UB-Mannheim / zotero-ocr

Zotero Plugin for OCR
GNU Affero General Public License v3.0
551 stars 40 forks source link

PDFs very large, compressing in Preview removes OCR'd text #33

Closed e42mercury closed 2 years ago

e42mercury commented 3 years ago

I love this plug-in, but I am running into two issues:

  1. Scanned PDF size increase x10–20: I just scanned a 14 MB file and the scanned PDF was 200 MB.
  2. When I compress this file in Mac's Preview, the text is no longer searchable. It gets turned into this: "􏰀􏰀􏰀􏰀􏰀"

When I compress the file in with Acrobat's online tool, I can compress without losing the text, but overall it makes this plugin much less useful. The issue seems to be related to the tools the plug in relies on, but I couldn't find an easy solution when I tried googling poppler and tesseract.

Suggestions? thanks for the plugin!

zuphilip commented 2 years ago

Sorry for the delay @e42mercury . The plugin extracts each page in the PDF as an image (with help of pdftoppm) and then saves the resulting text together in a new PDF. This can lead to increasing file sizes, also your example (14MB to 200MB) seems quite a lot. I don't see at the moment, how to change something there. Because we want to have good images extracted for the OCR quality.

Maybe you can delete the large PDFs and just use the extracted text in the note?

e42mercury commented 2 years ago

No worries, that's a good suggestion. In the meantime, I have started using the command line program OCRmyPDF. This is a really nice, full-featured OCR program, which is also based on tesseract. Personally, I think the most useful thing for Zotero would be a plugin that runs OCRmyPDF – for something like that all that would be necessary is a dialogue window for all its many options.

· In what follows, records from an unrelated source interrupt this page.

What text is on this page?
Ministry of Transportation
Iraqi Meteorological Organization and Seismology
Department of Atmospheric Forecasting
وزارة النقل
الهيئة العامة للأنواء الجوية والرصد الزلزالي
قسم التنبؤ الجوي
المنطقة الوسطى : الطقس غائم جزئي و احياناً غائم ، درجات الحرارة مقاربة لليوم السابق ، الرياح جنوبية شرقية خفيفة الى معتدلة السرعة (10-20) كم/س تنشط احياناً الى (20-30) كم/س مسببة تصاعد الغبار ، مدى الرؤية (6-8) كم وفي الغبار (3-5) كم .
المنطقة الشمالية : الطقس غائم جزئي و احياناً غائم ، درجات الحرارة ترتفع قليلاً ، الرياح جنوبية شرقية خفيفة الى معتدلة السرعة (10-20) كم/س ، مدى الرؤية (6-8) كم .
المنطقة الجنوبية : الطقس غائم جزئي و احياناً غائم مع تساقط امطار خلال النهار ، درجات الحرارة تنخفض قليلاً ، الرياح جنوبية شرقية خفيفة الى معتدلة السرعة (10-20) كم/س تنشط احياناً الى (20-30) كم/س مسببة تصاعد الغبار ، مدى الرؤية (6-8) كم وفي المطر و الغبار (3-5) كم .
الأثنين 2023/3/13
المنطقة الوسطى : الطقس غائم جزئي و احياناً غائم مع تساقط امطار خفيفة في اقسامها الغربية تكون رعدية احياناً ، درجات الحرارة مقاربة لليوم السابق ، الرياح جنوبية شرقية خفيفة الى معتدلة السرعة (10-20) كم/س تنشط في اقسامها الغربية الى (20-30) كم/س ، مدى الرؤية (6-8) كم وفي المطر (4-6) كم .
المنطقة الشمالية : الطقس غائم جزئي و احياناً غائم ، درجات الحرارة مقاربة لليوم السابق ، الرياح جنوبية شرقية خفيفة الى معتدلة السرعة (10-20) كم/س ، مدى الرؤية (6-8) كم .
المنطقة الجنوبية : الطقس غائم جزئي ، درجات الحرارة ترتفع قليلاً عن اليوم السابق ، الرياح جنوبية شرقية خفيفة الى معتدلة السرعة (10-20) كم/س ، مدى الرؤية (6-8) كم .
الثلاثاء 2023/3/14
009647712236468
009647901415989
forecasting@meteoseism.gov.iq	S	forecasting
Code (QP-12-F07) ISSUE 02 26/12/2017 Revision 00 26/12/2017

zuphilip commented 2 years ago

Yeah, OCRmyPDF is also an interesting tool. However, I think the prerequirements for that to run on your local mashine are even larger than here (also Python and Ghostscript need to be installed). Thus, I don't want to change that here in the project, but if you like to work on that, then feel free to do that on a fork or just by using part of the plugin here.